Progresismo

Progresismo
Por:
  • armando_chaguaceda

En el debate público, es necesario un anclaje empírico de categorías que den cuenta de realidades diversas y cambiantes. Progresismo es una de ellas. En un sentido histórico reciente, con ello se entiende una orientación política más o menos laxa que, en oposición al proyecto neoliberal impulsado por el Consenso de Washington, recupera el papel activo del Estado como agente económico, potencia las políticas sociales, promueve la democracia participativa y aboga por una política exterior identificada con el multilateralismo, la denuncia del capitalismo global y las acciones de las grandes potencias (en especial los EUA) y propone diferentes esquemas de integración regionales.

Sus huellas se encuentran en el accionar de gobiernos de centroizquierda que, de 2000 a la fecha, fueron más cercanos al modelo de democracia representativa y economía de mercado (Brasil o Uruguay) u otros de retórica y praxis más radicales, como los casos de Bolivia y Venezuela. Los mismos que ahora parecen, en tanto ola, verse contrapesados por una nueva configuración liberal o conservadora en la región.

El principal problema del progresismo en su versión radical es el rendimiento decreciente de sus desempeños, aunado a una inversión de la ecuación fundante del pacto originario entre el líder y las masas. Si en su formulación primigenia el primero se consideraba un recurso temporal y legítimo que preparaba la creciente participación consciente de las segundas en la vida política, con el tiempo el poder del líder se autonomiza crecientemente (ante la ausencia de contrapesos institucionales y de una ciudadanía autónoma), por lo que pasa a controlar a sus bases y su compromiso originario se convierte en mera retórica de legitimación. Así, el otrora líder, representante de un pueblo cuyo mandato debe ejecutar, se convierte en un mandante cuyas directrices ejecutan, con poco espacio para el ejercicio del disenso, las masas atomizadas.

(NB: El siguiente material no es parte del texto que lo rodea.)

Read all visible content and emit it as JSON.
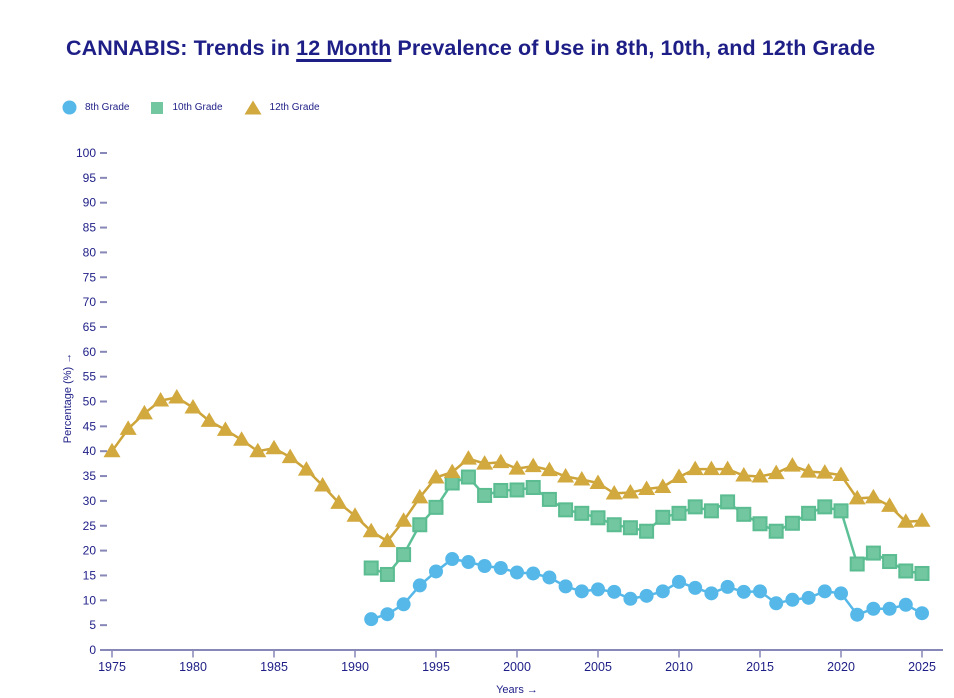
{
  "title": {
    "prefix": "CANNABIS: Trends in ",
    "underlined": "12 Month",
    "suffix": " Prevalence of Use in 8th, 10th, and 12th Grade"
  },
  "colors": {
    "title_text": "#1e1e87",
    "tick_text": "#1e1e87",
    "axis_line": "#8787b8",
    "background": "#ffffff",
    "grade8": "#55b8e8",
    "grade10": "#72c7a0",
    "grade10_border": "#5abc90",
    "grade12": "#d2a93e"
  },
  "legend": [
    {
      "label": "8th Grade",
      "marker": "circle",
      "color": "#55b8e8"
    },
    {
      "label": "10th Grade",
      "marker": "square",
      "color": "#72c7a0"
    },
    {
      "label": "12th Grade",
      "marker": "triangle",
      "color": "#d2a93e"
    }
  ],
  "chart_data": {
    "type": "line",
    "title": "CANNABIS: Trends in 12 Month Prevalence of Use in 8th, 10th, and 12th Grade",
    "xlabel": "Years →",
    "ylabel": "Percentage (%) →",
    "xlim": [
      1975,
      2025
    ],
    "ylim": [
      0,
      100
    ],
    "grid": false,
    "legend_position": "top-left",
    "x_ticks": [
      1975,
      1980,
      1985,
      1990,
      1995,
      2000,
      2005,
      2010,
      2015,
      2020,
      2025
    ],
    "y_ticks": [
      0,
      5,
      10,
      15,
      20,
      25,
      30,
      35,
      40,
      45,
      50,
      55,
      60,
      65,
      70,
      75,
      80,
      85,
      90,
      95,
      100
    ],
    "series": [
      {
        "name": "8th Grade",
        "marker": "circle",
        "color": "#55b8e8",
        "border": "#55b8e8",
        "line_color": "#55b8e8",
        "x": [
          1991,
          1992,
          1993,
          1994,
          1995,
          1996,
          1997,
          1998,
          1999,
          2000,
          2001,
          2002,
          2003,
          2004,
          2005,
          2006,
          2007,
          2008,
          2009,
          2010,
          2011,
          2012,
          2013,
          2014,
          2015,
          2016,
          2017,
          2018,
          2019,
          2020,
          2021,
          2022,
          2023,
          2024,
          2025
        ],
        "values": [
          6.2,
          7.2,
          9.2,
          13.0,
          15.8,
          18.3,
          17.7,
          16.9,
          16.5,
          15.6,
          15.4,
          14.6,
          12.8,
          11.8,
          12.2,
          11.7,
          10.3,
          10.9,
          11.8,
          13.7,
          12.5,
          11.4,
          12.7,
          11.7,
          11.8,
          9.4,
          10.1,
          10.5,
          11.8,
          11.4,
          7.1,
          8.3,
          8.3,
          9.1,
          7.4
        ]
      },
      {
        "name": "10th Grade",
        "marker": "square",
        "color": "#72c7a0",
        "border": "#5abc90",
        "line_color": "#5cc096",
        "x": [
          1991,
          1992,
          1993,
          1994,
          1995,
          1996,
          1997,
          1998,
          1999,
          2000,
          2001,
          2002,
          2003,
          2004,
          2005,
          2006,
          2007,
          2008,
          2009,
          2010,
          2011,
          2012,
          2013,
          2014,
          2015,
          2016,
          2017,
          2018,
          2019,
          2020,
          2021,
          2022,
          2023,
          2024,
          2025
        ],
        "values": [
          16.5,
          15.2,
          19.2,
          25.2,
          28.7,
          33.6,
          34.8,
          31.1,
          32.1,
          32.2,
          32.7,
          30.3,
          28.2,
          27.5,
          26.6,
          25.2,
          24.6,
          23.9,
          26.7,
          27.5,
          28.8,
          28.0,
          29.8,
          27.3,
          25.4,
          23.9,
          25.5,
          27.5,
          28.8,
          28.0,
          17.3,
          19.5,
          17.8,
          15.9,
          15.4
        ]
      },
      {
        "name": "12th Grade",
        "marker": "triangle",
        "color": "#d2a93e",
        "border": "#d2a93e",
        "line_color": "#cda439",
        "x": [
          1975,
          1976,
          1977,
          1978,
          1979,
          1980,
          1981,
          1982,
          1983,
          1984,
          1985,
          1986,
          1987,
          1988,
          1989,
          1990,
          1991,
          1992,
          1993,
          1994,
          1995,
          1996,
          1997,
          1998,
          1999,
          2000,
          2001,
          2002,
          2003,
          2004,
          2005,
          2006,
          2007,
          2008,
          2009,
          2010,
          2011,
          2012,
          2013,
          2014,
          2015,
          2016,
          2017,
          2018,
          2019,
          2020,
          2021,
          2022,
          2023,
          2024,
          2025
        ],
        "values": [
          40.0,
          44.5,
          47.6,
          50.2,
          50.8,
          48.8,
          46.1,
          44.3,
          42.3,
          40.0,
          40.6,
          38.8,
          36.3,
          33.1,
          29.6,
          27.0,
          23.9,
          21.9,
          26.0,
          30.7,
          34.7,
          35.8,
          38.5,
          37.5,
          37.8,
          36.5,
          37.0,
          36.2,
          34.9,
          34.3,
          33.6,
          31.5,
          31.7,
          32.4,
          32.8,
          34.8,
          36.4,
          36.4,
          36.4,
          35.1,
          34.9,
          35.6,
          37.1,
          35.9,
          35.7,
          35.2,
          30.5,
          30.7,
          29.0,
          25.8,
          26.0
        ]
      }
    ]
  }
}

Frente a la visión dominante de la democracia —que la reduce a mera  gestión de la cosa pública por tecnócratas “eficaces” y a la simple representación de intereses individuales en instituciones representativas— esta aproximación schmittiana de la política la concibe como una suerte de guerra civil desarrollada a través de una combinación de recursos cívicos y violentos, donde se privilegia el poder de un Estado “progresista” en detrimento de diferentes actores (dominantes o subordinados) de la sociedad.

Sin embargo, otra versión de progresismo parece asomar en México. Cuando el nuevo parlamento impulsa iniciativas para proteger las finanzas de los ciudadanos, los derechos individuales al consumo responsable de marihuana y la protección a las parejas del mismo sexo, nos acercamos al tipo de progreso que, en Uruguay, Chile o Costa Rica, ha desarrollado integralmente a esas sociedades. Esperemos que ese sea el tenor de los seis años que apenas comienzan.